This book is wonderful, much needed resource for anyone struggling with feeling “different”. The book shares the viewpoint of many people with Alopecia of all ages. It describes the struggle toward acceptance of a condition that can rob self worth. It helps us all see that visible differences are just: differences. Our family will be donating the book to our children’s schools this fall. The book, with its beautiful photos, is a tool to create empathy and truly walk a mile in someone else’s shoes.”—M. Rivard
“Each and every story featured in this book is simply beautiful… My son who is now 10, lost all of his hair when he was 7. Because it is so rare and because the disease is not life threatening, so little is still known or research conducted about this autoimmune disease. As a mother, it is so hard to process the why and hows and what to do. Because it is a visible disease and often misunderstood for cancer, it can be so isolating.
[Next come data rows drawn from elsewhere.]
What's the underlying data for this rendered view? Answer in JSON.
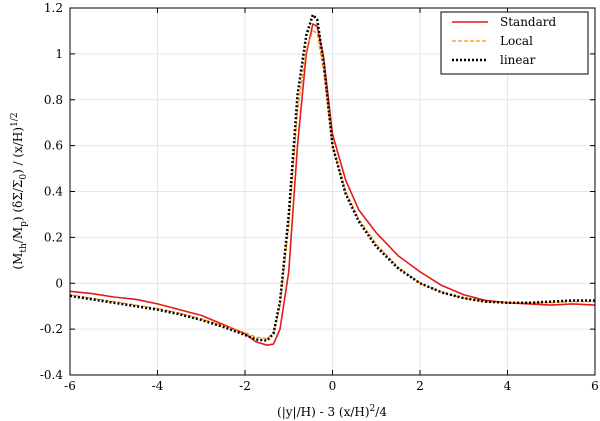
{
  "chart_data": {
    "type": "line",
    "title": "",
    "xlabel_parts": {
      "a": "(|y|/H) - 3 (x/H)",
      "sup": "2",
      "b": "/4"
    },
    "ylabel_parts": {
      "a": "(M",
      "sub1": "th",
      "b": "/M",
      "sub2": "p",
      "c": ") (δΣ/Σ",
      "sub3": "0",
      "d": ") / (x/H)",
      "sup": "1/2"
    },
    "xlim": [
      -6,
      6
    ],
    "ylim": [
      -0.4,
      1.2
    ],
    "x_ticks": [
      -6,
      -4,
      -2,
      0,
      2,
      4,
      6
    ],
    "y_ticks": [
      -0.4,
      -0.2,
      0,
      0.2,
      0.4,
      0.6,
      0.8,
      1,
      1.2
    ],
    "x_tick_labels": [
      "-6",
      "-4",
      "-2",
      "0",
      "2",
      "4",
      "6"
    ],
    "y_tick_labels": [
      "-0.4",
      "-0.2",
      "0",
      "0.2",
      "0.4",
      "0.6",
      "0.8",
      "1",
      "1.2"
    ],
    "grid": true,
    "legend_position": "top-right",
    "series": [
      {
        "name": "Standard",
        "color": "#e41a1c",
        "style": "solid",
        "points": [
          [
            -6,
            -0.035
          ],
          [
            -5.5,
            -0.045
          ],
          [
            -5,
            -0.06
          ],
          [
            -4.5,
            -0.07
          ],
          [
            -4,
            -0.09
          ],
          [
            -3.5,
            -0.115
          ],
          [
            -3,
            -0.14
          ],
          [
            -2.5,
            -0.18
          ],
          [
            -2,
            -0.22
          ],
          [
            -1.75,
            -0.255
          ],
          [
            -1.5,
            -0.27
          ],
          [
            -1.35,
            -0.265
          ],
          [
            -1.2,
            -0.2
          ],
          [
            -1.0,
            0.05
          ],
          [
            -0.8,
            0.6
          ],
          [
            -0.6,
            1.0
          ],
          [
            -0.45,
            1.13
          ],
          [
            -0.35,
            1.12
          ],
          [
            -0.2,
            0.98
          ],
          [
            0,
            0.65
          ],
          [
            0.3,
            0.45
          ],
          [
            0.6,
            0.32
          ],
          [
            1,
            0.22
          ],
          [
            1.5,
            0.12
          ],
          [
            2,
            0.05
          ],
          [
            2.5,
            -0.01
          ],
          [
            3,
            -0.05
          ],
          [
            3.5,
            -0.075
          ],
          [
            4,
            -0.085
          ],
          [
            4.5,
            -0.09
          ],
          [
            5,
            -0.095
          ],
          [
            5.5,
            -0.09
          ],
          [
            6,
            -0.095
          ]
        ]
      },
      {
        "name": "Local",
        "color": "#ff8c00",
        "style": "dashed",
        "points": [
          [
            -6,
            -0.05
          ],
          [
            -5.5,
            -0.065
          ],
          [
            -5,
            -0.08
          ],
          [
            -4.5,
            -0.095
          ],
          [
            -4,
            -0.11
          ],
          [
            -3.5,
            -0.13
          ],
          [
            -3,
            -0.155
          ],
          [
            -2.5,
            -0.185
          ],
          [
            -2,
            -0.215
          ],
          [
            -1.75,
            -0.235
          ],
          [
            -1.5,
            -0.24
          ],
          [
            -1.35,
            -0.22
          ],
          [
            -1.2,
            -0.1
          ],
          [
            -1.0,
            0.25
          ],
          [
            -0.8,
            0.75
          ],
          [
            -0.6,
            1.02
          ],
          [
            -0.45,
            1.1
          ],
          [
            -0.35,
            1.09
          ],
          [
            -0.2,
            0.92
          ],
          [
            0,
            0.6
          ],
          [
            0.3,
            0.4
          ],
          [
            0.6,
            0.28
          ],
          [
            1,
            0.17
          ],
          [
            1.5,
            0.07
          ],
          [
            2,
            0.0
          ],
          [
            2.5,
            -0.04
          ],
          [
            3,
            -0.065
          ],
          [
            3.5,
            -0.08
          ],
          [
            4,
            -0.085
          ],
          [
            4.5,
            -0.085
          ],
          [
            5,
            -0.085
          ],
          [
            5.5,
            -0.08
          ],
          [
            6,
            -0.08
          ]
        ]
      },
      {
        "name": "linear",
        "color": "#000000",
        "style": "dotted",
        "points": [
          [
            -6,
            -0.055
          ],
          [
            -5.5,
            -0.07
          ],
          [
            -5,
            -0.085
          ],
          [
            -4.5,
            -0.1
          ],
          [
            -4,
            -0.115
          ],
          [
            -3.5,
            -0.135
          ],
          [
            -3,
            -0.16
          ],
          [
            -2.5,
            -0.19
          ],
          [
            -2,
            -0.225
          ],
          [
            -1.75,
            -0.245
          ],
          [
            -1.5,
            -0.25
          ],
          [
            -1.35,
            -0.22
          ],
          [
            -1.2,
            -0.08
          ],
          [
            -1.0,
            0.3
          ],
          [
            -0.8,
            0.82
          ],
          [
            -0.6,
            1.08
          ],
          [
            -0.45,
            1.17
          ],
          [
            -0.35,
            1.15
          ],
          [
            -0.2,
            0.96
          ],
          [
            0,
            0.6
          ],
          [
            0.3,
            0.39
          ],
          [
            0.6,
            0.27
          ],
          [
            1,
            0.16
          ],
          [
            1.5,
            0.065
          ],
          [
            2,
            0.0
          ],
          [
            2.5,
            -0.04
          ],
          [
            3,
            -0.065
          ],
          [
            3.5,
            -0.08
          ],
          [
            4,
            -0.085
          ],
          [
            4.5,
            -0.085
          ],
          [
            5,
            -0.08
          ],
          [
            5.5,
            -0.075
          ],
          [
            6,
            -0.075
          ]
        ]
      }
    ]
  }
}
From reading about the author to every single story in this book, my family doesn’t feel alone. The stories are from all over the world and I know that my son has an incredible family of Alopecians out there ready to support him and deal with it together.”—Claudia
“At first glance, one would think that the personal accounts in this book are simply about a unique hair loss condition that can only be significant to those who live with it. Nothing could be more wrong. The individual stories here provide inspiration to each and every one of us, regardless of who we are. The book speaks to anyone who has ever had to deal with ongoing private struggles mingled with public embarrassment, and furthermore — something we can all well relate to — the debilitating feeling of being helpless in the face of a situation over which we have no control. The stories are real. The people, both children and adults alike, are heroic role models. And the photos are beautiful in a way that strikes us with their authenticity. Written with warmth, honestly, courage, and compassion, this book is a Must-Read for all.”—Marita P.
“Regardless of whether you have Alopecia or know someone who does, the personal struggles, awakening, transformations, and everyday heroism that Graham beautifully spotlights will have you smiling through tears. For real. If you’re human, these stories will resonate with you. Amazing book.” —E.V.
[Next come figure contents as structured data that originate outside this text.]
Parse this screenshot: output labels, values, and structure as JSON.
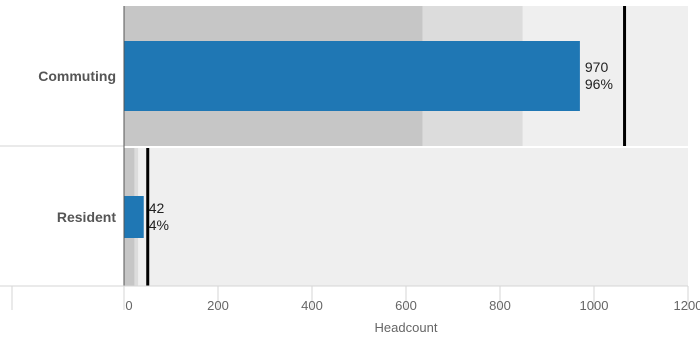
{
  "chart_data": {
    "type": "bar",
    "orientation": "horizontal",
    "subtype": "bullet",
    "title": "",
    "xlabel": "Headcount",
    "ylabel": "",
    "xlim": [
      0,
      1200
    ],
    "x_ticks": [
      0,
      200,
      400,
      600,
      800,
      1000,
      1200
    ],
    "categories": [
      "Commuting",
      "Resident"
    ],
    "values": [
      970,
      42
    ],
    "value_labels": [
      "970",
      "42"
    ],
    "percent_labels": [
      "96%",
      "4%"
    ],
    "targets": [
      1065,
      42
    ],
    "ranges": [
      [
        635,
        848,
        1200
      ],
      [
        22,
        30,
        1200
      ]
    ],
    "grid": false,
    "legend": "none",
    "colors": {
      "bar": "#1f77b4",
      "range_dark": "#c6c6c6",
      "range_mid": "#dcdcdc",
      "range_light": "#efefef",
      "target": "#000000",
      "divider": "#d6d6d6",
      "axis": "#555555"
    }
  }
}
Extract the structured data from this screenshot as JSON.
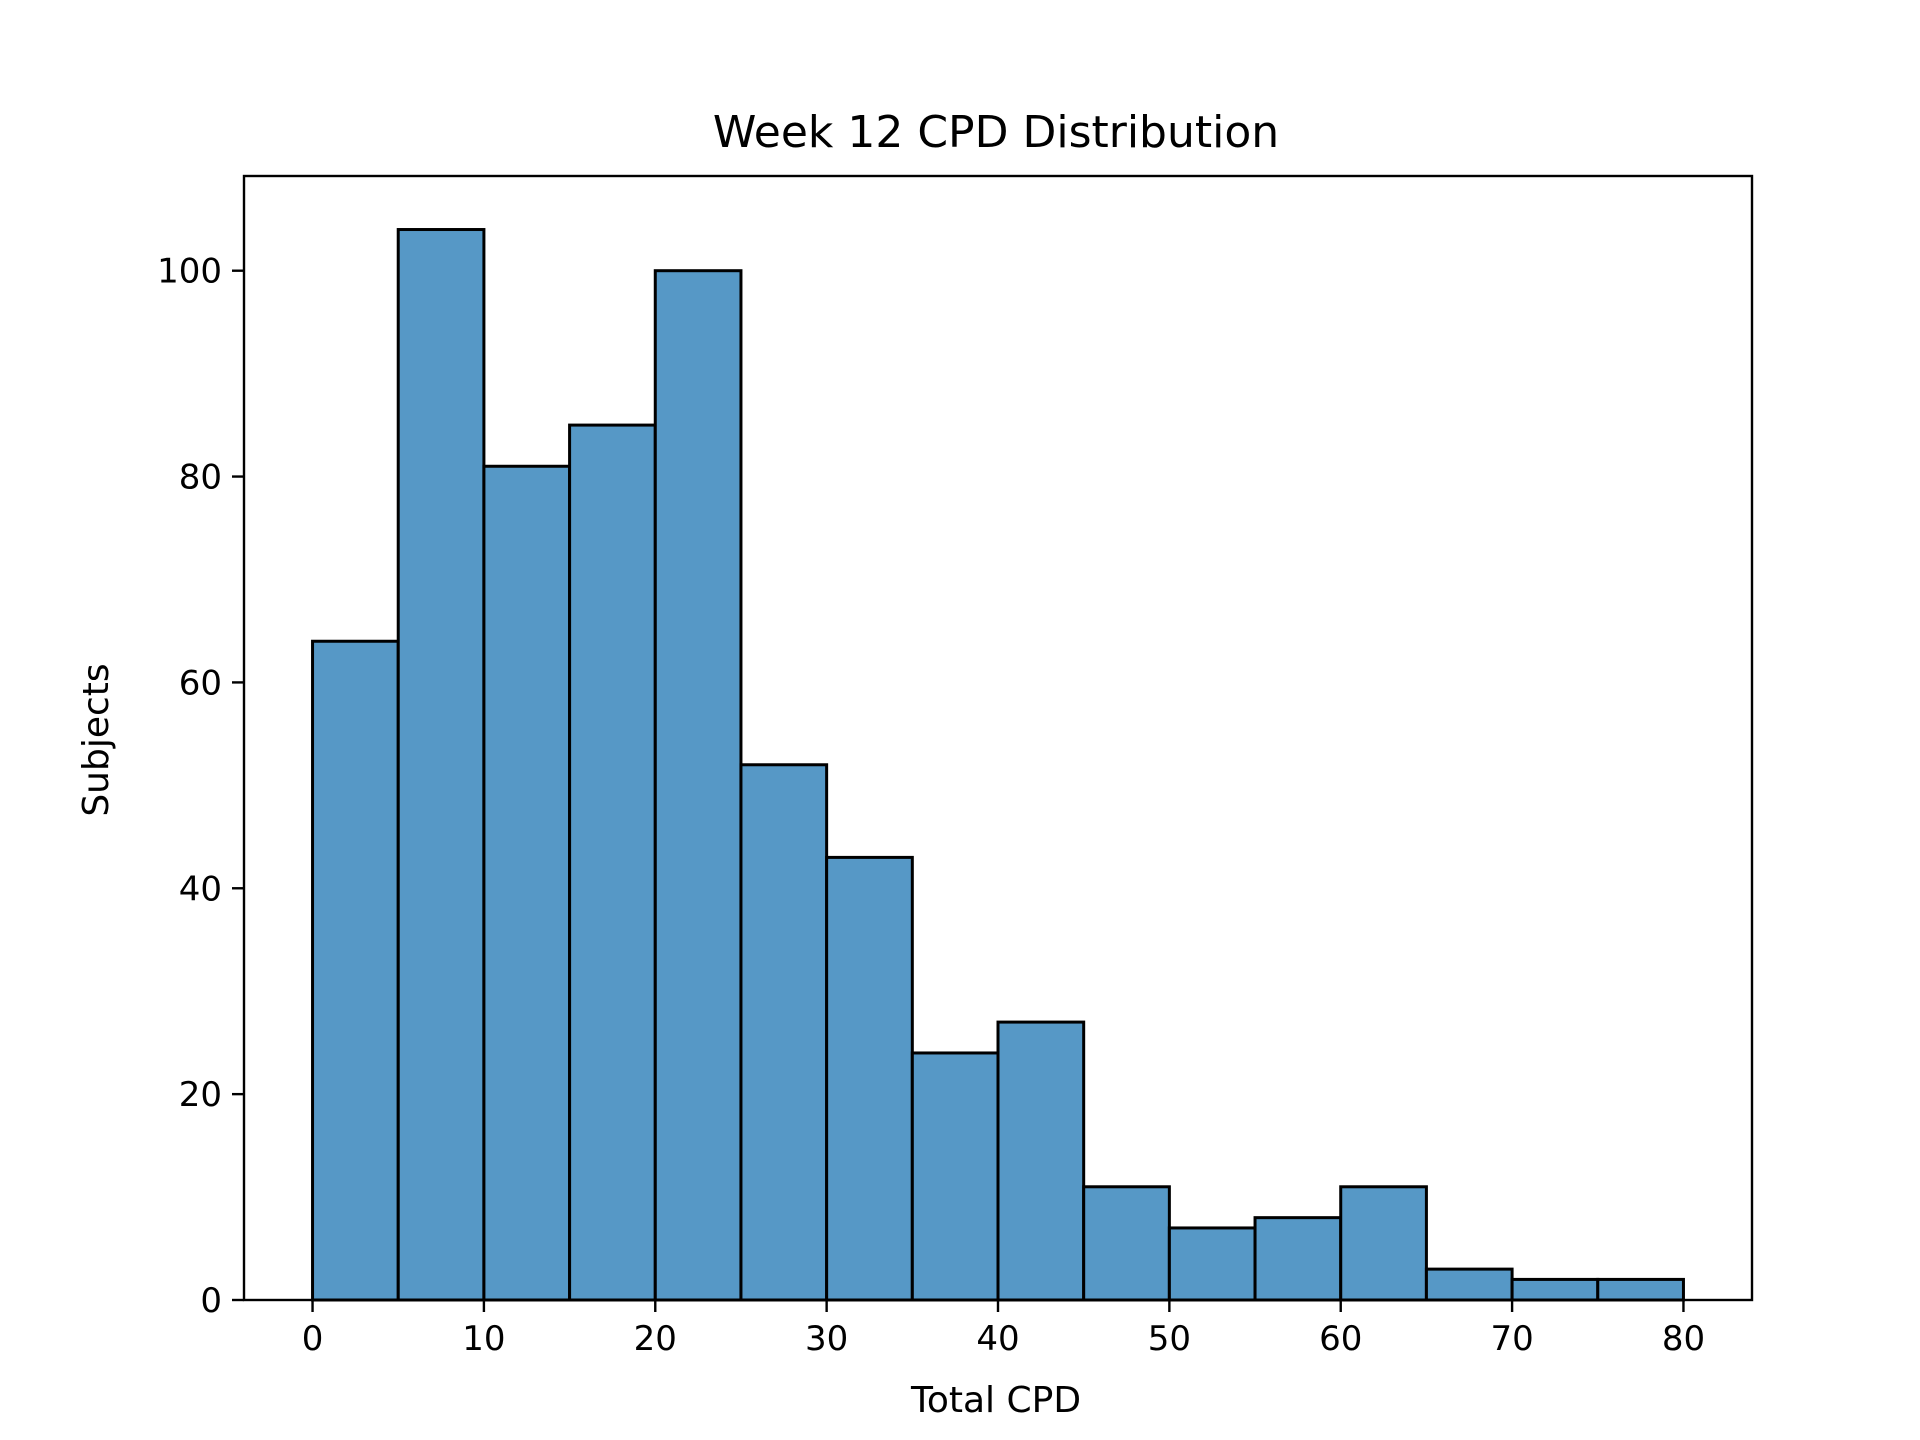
{
  "chart_data": {
    "type": "bar",
    "title": "Week 12 CPD Distribution",
    "xlabel": "Total CPD",
    "ylabel": "Subjects",
    "bin_edges": [
      0,
      5,
      10,
      15,
      20,
      25,
      30,
      35,
      40,
      45,
      50,
      55,
      60,
      65,
      70,
      75,
      80
    ],
    "values": [
      64,
      104,
      81,
      85,
      100,
      52,
      43,
      24,
      27,
      11,
      7,
      8,
      11,
      3,
      2,
      2
    ],
    "xlim": [
      -4,
      84
    ],
    "ylim": [
      0,
      109.2
    ],
    "xticks": [
      0,
      10,
      20,
      30,
      40,
      50,
      60,
      70,
      80
    ],
    "yticks": [
      0,
      20,
      40,
      60,
      80,
      100
    ],
    "bar_color": "#5698C6",
    "edge_color": "#000000",
    "grid": false,
    "legend": "none"
  }
}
“I really enjoyed reading this book. There were so many perspectives from people all over the country and from all walks of life. Head-On was interesting and easy to read. I’ve come across other books that were overly technical or read like a medical review, but Head-On was very personal and eye-opening. Something as simple as hair can have a major impact on the lives of not just the person with alopecia but their family and friends as well… This book is a must have for not only people with alopecia but for friends and family to be able to understand and connect better with them.”—John L.
“My Husband Swears this Book was a Godsend to our Family”
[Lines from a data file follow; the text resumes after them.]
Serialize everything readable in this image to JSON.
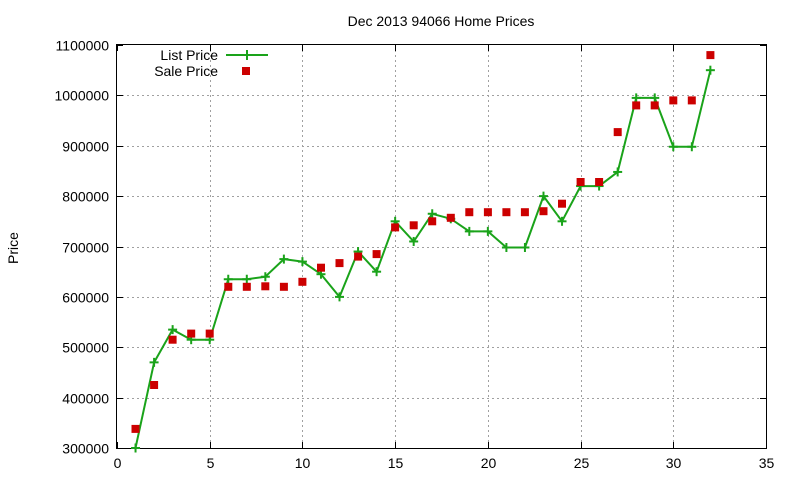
{
  "chart_data": {
    "type": "line",
    "title": "Dec 2013 94066 Home Prices",
    "xlabel": "",
    "ylabel": "Price",
    "xlim": [
      0,
      35
    ],
    "ylim": [
      300000,
      1100000
    ],
    "x_ticks": [
      0,
      5,
      10,
      15,
      20,
      25,
      30,
      35
    ],
    "y_ticks": [
      300000,
      400000,
      500000,
      600000,
      700000,
      800000,
      900000,
      1000000,
      1100000
    ],
    "grid": true,
    "legend_position": "top-left",
    "series": [
      {
        "name": "List Price",
        "style": "line-with-plus-markers",
        "color": "#1aa31a",
        "x": [
          1,
          2,
          3,
          4,
          5,
          6,
          7,
          8,
          9,
          10,
          11,
          12,
          13,
          14,
          15,
          16,
          17,
          18,
          19,
          20,
          21,
          22,
          23,
          24,
          25,
          26,
          27,
          28,
          29,
          30,
          31,
          32
        ],
        "y": [
          300000,
          470000,
          535000,
          515000,
          515000,
          635000,
          635000,
          640000,
          675000,
          670000,
          645000,
          600000,
          690000,
          650000,
          750000,
          710000,
          765000,
          755000,
          730000,
          730000,
          698000,
          698000,
          800000,
          750000,
          820000,
          820000,
          848000,
          995000,
          995000,
          898000,
          898000,
          1050000
        ]
      },
      {
        "name": "Sale Price",
        "style": "square-markers",
        "color": "#cc0000",
        "x": [
          1,
          2,
          3,
          4,
          5,
          6,
          7,
          8,
          9,
          10,
          11,
          12,
          13,
          14,
          15,
          16,
          17,
          18,
          19,
          20,
          21,
          22,
          23,
          24,
          25,
          26,
          27,
          28,
          29,
          30,
          31,
          32
        ],
        "y": [
          338000,
          425000,
          515000,
          527000,
          527000,
          620000,
          620000,
          621000,
          620000,
          630000,
          658000,
          667000,
          680000,
          685000,
          738000,
          742000,
          750000,
          757000,
          768000,
          768000,
          768000,
          768000,
          770000,
          785000,
          828000,
          828000,
          927000,
          980000,
          980000,
          990000,
          990000,
          1080000
        ]
      }
    ]
  }
}
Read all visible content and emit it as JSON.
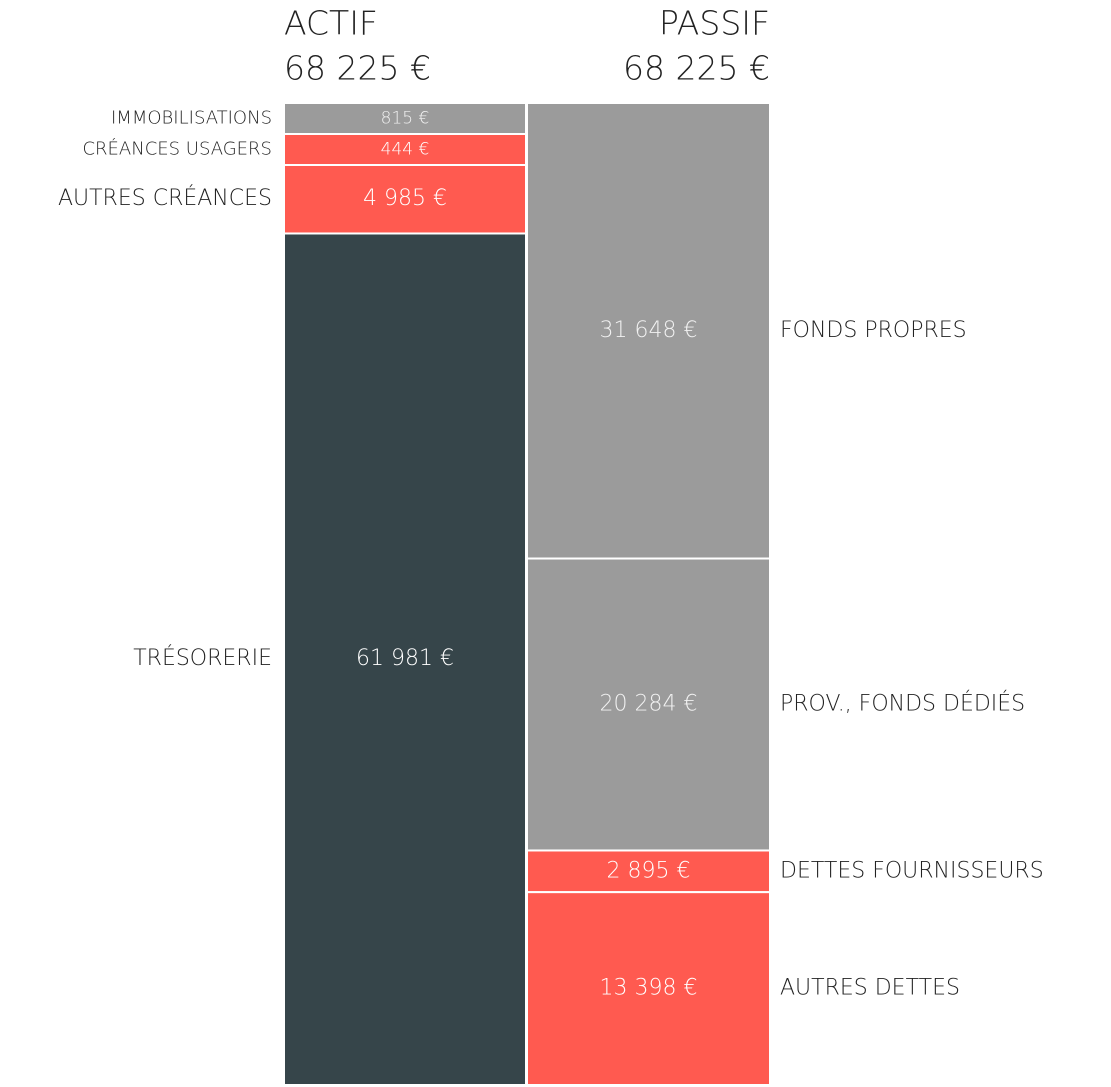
{
  "chart_data": {
    "type": "balance",
    "columns": [
      {
        "title": "ACTIF",
        "total": 68225,
        "total_label": "68 225 €",
        "categories": [
          "IMMOBILISATIONS",
          "CRÉANCES USAGERS",
          "AUTRES CRÉANCES",
          "TRÉSORERIE"
        ],
        "values": [
          815,
          444,
          4985,
          61981
        ],
        "value_labels": [
          "815 €",
          "444 €",
          "4 985 €",
          "61 981 €"
        ],
        "colors": [
          "#9b9b9b",
          "#ff5a50",
          "#ff5a50",
          "#36454a"
        ]
      },
      {
        "title": "PASSIF",
        "total": 68225,
        "total_label": "68 225 €",
        "categories": [
          "FONDS PROPRES",
          "PROV., FONDS DÉDIÉS",
          "DETTES FOURNISSEURS",
          "AUTRES DETTES"
        ],
        "values": [
          31648,
          20284,
          2895,
          13398
        ],
        "value_labels": [
          "31 648 €",
          "20 284 €",
          "2 895 €",
          "13 398 €"
        ],
        "colors": [
          "#9b9b9b",
          "#9b9b9b",
          "#ff5a50",
          "#ff5a50"
        ]
      }
    ]
  }
}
” It’s a must read if you are struggling with this disease. I turned to this book after newly being diagnosed and I was at such a loss. Despite my husband and family being supportive and loving me, what I truly needed was to know that I wasn’t alone and it was okay to feel defeated. I cried a lot reading this book. Between feeling the pain of others and the joy I found in knowing that there are so many people who can relate. My husband swears that this book and the author was a godsend to myself and our family. Found my strength and self-esteem.”— Julian G.